We then set out to examine the reactivity of each of the structurally characterized complexes in epoxide opening and epoxide formation reactions using a wide variety of conditions, by varying solvent, temperature, oxidant, substrate, etc. Since each of the metal complexes demonstrated low solubility in most organic solvents except methanol, most reactions required biphasic conditions to solubilize both the substrates and the catalyst, as well as any necessary oxidants. This is in sharp contrast to Jacobsen's epoxidation catalysts, which are quite soluble in relatively hydrophobic organic solvents like CH2Cl2. To address this solubility issue, peptide synthesis was used to generate novel ligands, with an eye toward adding hydrophobic groups to improve solubility, and eventually, stereocontrol. In addition to making more hydrophobic metal complexes, we also sought more polar substrates, like resveratrol, which could be used in a monophasic epoxidation reaction with the catalyst.

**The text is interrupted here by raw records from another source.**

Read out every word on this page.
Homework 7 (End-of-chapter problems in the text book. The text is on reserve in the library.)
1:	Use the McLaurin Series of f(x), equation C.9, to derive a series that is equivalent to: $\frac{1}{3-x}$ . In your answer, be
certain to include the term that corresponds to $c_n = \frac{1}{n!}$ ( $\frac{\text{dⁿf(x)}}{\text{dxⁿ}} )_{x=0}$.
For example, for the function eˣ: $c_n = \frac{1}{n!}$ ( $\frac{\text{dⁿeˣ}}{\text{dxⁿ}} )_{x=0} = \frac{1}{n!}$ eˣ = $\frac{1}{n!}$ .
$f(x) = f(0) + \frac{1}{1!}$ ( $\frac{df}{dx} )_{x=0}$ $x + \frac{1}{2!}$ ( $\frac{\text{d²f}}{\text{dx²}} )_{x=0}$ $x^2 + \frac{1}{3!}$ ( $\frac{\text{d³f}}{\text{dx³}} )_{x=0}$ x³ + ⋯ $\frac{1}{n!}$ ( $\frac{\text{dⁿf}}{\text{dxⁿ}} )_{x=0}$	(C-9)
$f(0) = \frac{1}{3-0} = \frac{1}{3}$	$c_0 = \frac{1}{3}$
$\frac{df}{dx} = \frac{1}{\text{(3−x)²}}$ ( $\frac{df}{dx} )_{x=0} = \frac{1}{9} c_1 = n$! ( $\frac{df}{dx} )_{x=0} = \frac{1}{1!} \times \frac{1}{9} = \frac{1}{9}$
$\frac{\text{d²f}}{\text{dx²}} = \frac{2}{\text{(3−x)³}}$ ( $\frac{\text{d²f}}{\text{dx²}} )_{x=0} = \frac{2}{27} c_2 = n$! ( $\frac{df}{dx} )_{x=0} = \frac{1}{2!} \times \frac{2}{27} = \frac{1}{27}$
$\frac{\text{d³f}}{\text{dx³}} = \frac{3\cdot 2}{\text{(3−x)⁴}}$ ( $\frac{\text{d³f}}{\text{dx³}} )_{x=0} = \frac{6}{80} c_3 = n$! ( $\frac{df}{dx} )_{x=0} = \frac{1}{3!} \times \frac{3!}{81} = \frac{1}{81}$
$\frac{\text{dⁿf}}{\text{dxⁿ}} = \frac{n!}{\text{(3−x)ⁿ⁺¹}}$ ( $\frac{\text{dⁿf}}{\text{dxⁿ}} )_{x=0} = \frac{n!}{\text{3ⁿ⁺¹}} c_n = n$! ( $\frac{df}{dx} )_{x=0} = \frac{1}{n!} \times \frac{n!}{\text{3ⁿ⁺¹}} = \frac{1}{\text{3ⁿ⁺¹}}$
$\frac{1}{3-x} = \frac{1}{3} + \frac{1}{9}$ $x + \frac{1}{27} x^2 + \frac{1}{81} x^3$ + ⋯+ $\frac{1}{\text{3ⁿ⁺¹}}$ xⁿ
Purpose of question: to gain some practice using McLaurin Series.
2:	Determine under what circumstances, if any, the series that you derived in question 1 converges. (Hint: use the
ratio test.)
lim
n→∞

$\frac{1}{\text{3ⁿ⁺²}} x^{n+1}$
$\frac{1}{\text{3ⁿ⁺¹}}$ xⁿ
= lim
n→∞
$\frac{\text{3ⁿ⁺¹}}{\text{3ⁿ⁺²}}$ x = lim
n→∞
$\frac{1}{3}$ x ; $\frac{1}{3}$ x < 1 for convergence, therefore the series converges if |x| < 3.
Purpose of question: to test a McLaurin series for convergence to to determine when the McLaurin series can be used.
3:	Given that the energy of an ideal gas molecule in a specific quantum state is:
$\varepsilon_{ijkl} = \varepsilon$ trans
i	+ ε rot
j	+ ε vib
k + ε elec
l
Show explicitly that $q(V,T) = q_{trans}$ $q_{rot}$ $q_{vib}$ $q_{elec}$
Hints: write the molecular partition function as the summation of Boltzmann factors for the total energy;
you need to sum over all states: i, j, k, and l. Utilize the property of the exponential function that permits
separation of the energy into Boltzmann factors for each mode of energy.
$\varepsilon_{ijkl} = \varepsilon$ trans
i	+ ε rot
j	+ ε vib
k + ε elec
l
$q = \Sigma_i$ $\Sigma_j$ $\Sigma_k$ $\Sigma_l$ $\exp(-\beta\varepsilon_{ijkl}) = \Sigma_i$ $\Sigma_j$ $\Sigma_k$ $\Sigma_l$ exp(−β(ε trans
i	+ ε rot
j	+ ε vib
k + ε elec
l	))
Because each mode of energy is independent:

In lieu of a table of the hundreds of reactions we attempted to find a catalyst and conditions to epoxidize an alkene or open an epoxide we have included the following summary. We found no conditions where complexes 2, 3, 7, or 8 (20 mol %) would accelerate the opening of an epoxide of styrene oxide, stilbene oxide, or propylene oxide in MeOH, EtOH, iPrOH, ACN, DCM, EtOAc, Hexane, H20 or aqueous mixtures of these solvents at any temperature between 4oC and their respective boiling points. In addition, we found no conditions where complexes 2, 3, 7, or 8 (20 mol %) would accelerate the epoxidation of 1-octene, styrene, resveratrol, or stilbene in the aforementioned solvent mixtures at any temperature between 4oC and their respective boiling points.